Johnny Gaudreau. There’s no need to write any more than
that.

Story For the Off-season

It begins with signing Gaudreau, Monahan and Colborne, then
moves on to goaltending. There are some other knots on this roster that need
attending, specifically what to do with regards to Ladislav Smid, Derek
Engelland and Dennis Wideman. Brandon Bollig is a favourite whipping-horse of
the fans, and while Hartley does use him too often and his contract expensive
for someone who is essentially a 4th line player, he is a UFA at the
end of next season and is an expiring asset that can be moved at the deadline.
I’d normally suggest a change in coaching is required here,
but Brad Treliving has stated that he will give Hartley another season at the
helm to set things right. I believe that he will be true to his word but that a
coaching change will ultimately come sometime between November and January as
the Flames struggle with the early results of another poor possession season.
It isn’t that I have a personal issue with Hartley but
rather I believe he is not a good candidate to coach an NHL team in the current
league environment.
I’d like to point something out here though. I’ve mentioned
it before but I believe it bears repeating.
Bob Hartley was hired as Flames’ coach on May 31st,
2012.
The following season the team finished 24th
overall with the 6th worst possession metrics (Score Adjusted Corsi
For%) in the league.
2013-2014, the Flames finished 27th overall with
the 4th worst possession metrics in the league.
2014-2015, the Flames finished 15th overall, made
the playoffs, but had the 3rd worst possession metrics in the
league.
2015-2016, the Flames have finished 26th overall with the 8th
worst possession metrics in the league.
Virtually any other coach in the league would have been
fired at this point, but last season’s playoff appearance and the Jack Adams
award that followed it helped unnecessarily perpetuate what had already become
a failed coaching hire.
Bob Hartley remaining at the helm of the Calgary Flames may
be the biggest story of the summer for this team precisely because it will not
be a story.
Earlier I had said that if the team improved their
goaltending OR replaced the coach they might climb closer to the playoffs.

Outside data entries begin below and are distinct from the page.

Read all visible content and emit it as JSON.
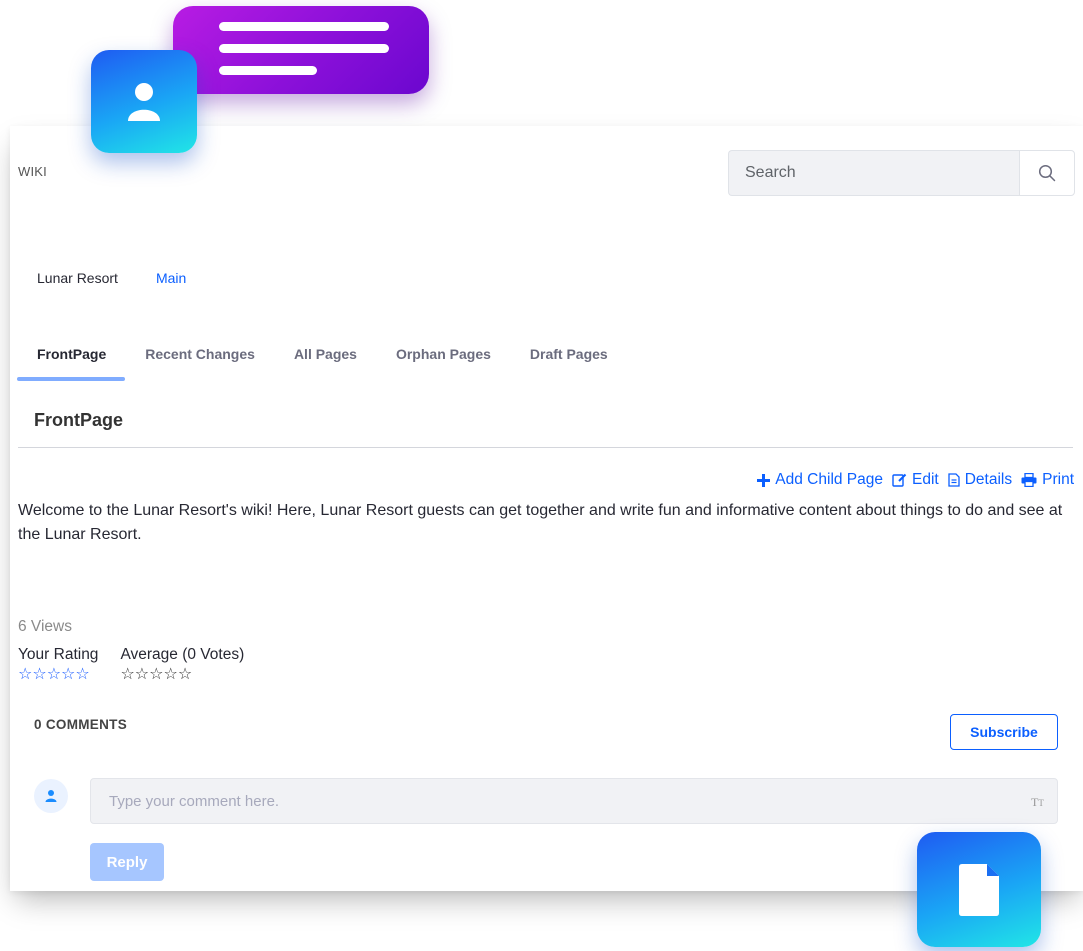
{
  "header": {
    "section_label": "WIKI",
    "search": {
      "placeholder": "Search",
      "value": ""
    }
  },
  "breadcrumb": {
    "site": "Lunar Resort",
    "node": "Main"
  },
  "tabs": [
    {
      "label": "FrontPage",
      "active": true
    },
    {
      "label": "Recent Changes",
      "active": false
    },
    {
      "label": "All Pages",
      "active": false
    },
    {
      "label": "Orphan Pages",
      "active": false
    },
    {
      "label": "Draft Pages",
      "active": false
    }
  ],
  "page": {
    "title": "FrontPage",
    "actions": {
      "add_child": "Add Child Page",
      "edit": "Edit",
      "details": "Details",
      "print": "Print"
    },
    "content": "Welcome to the Lunar Resort's wiki! Here, Lunar Resort guests can get together and write fun and informative content about things to do and see at the Lunar Resort.",
    "views": "6 Views"
  },
  "ratings": {
    "your_label": "Your Rating",
    "average_label": "Average (0 Votes)",
    "your_value": 0,
    "average_value": 0,
    "max": 5
  },
  "comments": {
    "count_label": "0 COMMENTS",
    "subscribe_label": "Subscribe",
    "placeholder": "Type your comment here.",
    "reply_label": "Reply"
  },
  "colors": {
    "accent": "#0b5fff",
    "tab_indicator": "#80acff",
    "reply_disabled": "#a6c6ff",
    "bubble": "#8b10d9",
    "tile": "#1aa6f5"
  },
  "icons": [
    "chat-bubble-icon",
    "user-tile-icon",
    "document-tile-icon",
    "search-icon",
    "plus-icon",
    "edit-icon",
    "details-icon",
    "print-icon",
    "star-icon",
    "user-avatar-icon",
    "text-format-icon"
  ]
}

That
is true to some extent because scoring forwards and good goaltending can paper
over a number of strategic sins. But good coaching goes further and longer than
any performance streak a single player or group of players can offer.
Therefore, until that is rectified, I would suggest that we
will continue to see from the Flames more of the same.

Why This Song?

I promise this isn’t me trolling Flames fans.
Last year was a fantastic season to be a Flames’ fan.
Everything went right and the team had a nice playoff run into the 2nd
round when everyone figured they’d be left for dead at the beginning of the
season. In fact, the Flames were not only playing playoff hockey while the Los
Angeles Kings were setting up tee times, but got to kick the Vancouver Canucks
out of the post-season along the way.
That has to feel good.
And although it’s
always crowded,
you still can find some room.
Where broken hearted lovers
do cry away their gloom.
But it was fleeting and after Lady Luck found a new beau the
Flames found themselves crashing back down to Earth this season – with a twist.
Virtually the entire Canadian division of the NHL finds itself at the bottom of
the standings and for the first time in NHL history outside of the Crosby draft
lottery, every Canadian fan base is watching the lottery this year while
harbouring dreams of picking 1st overall.
Toronto (30th), Edmonton (29th),
Vancouver (28th), Calgary (26th), Winnipeg (25th),
Montreal (22nd), and Ottawa (19th). For a fan base that
feels failure at hockey so acutely, for Canadian hockey fans this is indeed
Heartbreak Hotel.
Hey now, if your baby
leaves you,
and you got a tale to tell.
Just take a walk down lonely street
to Heartbreak Hotel.
This concludes my review of the Canucks, Oilers and Flames.
Thank you all for reading and posting comments, it is always appreciated.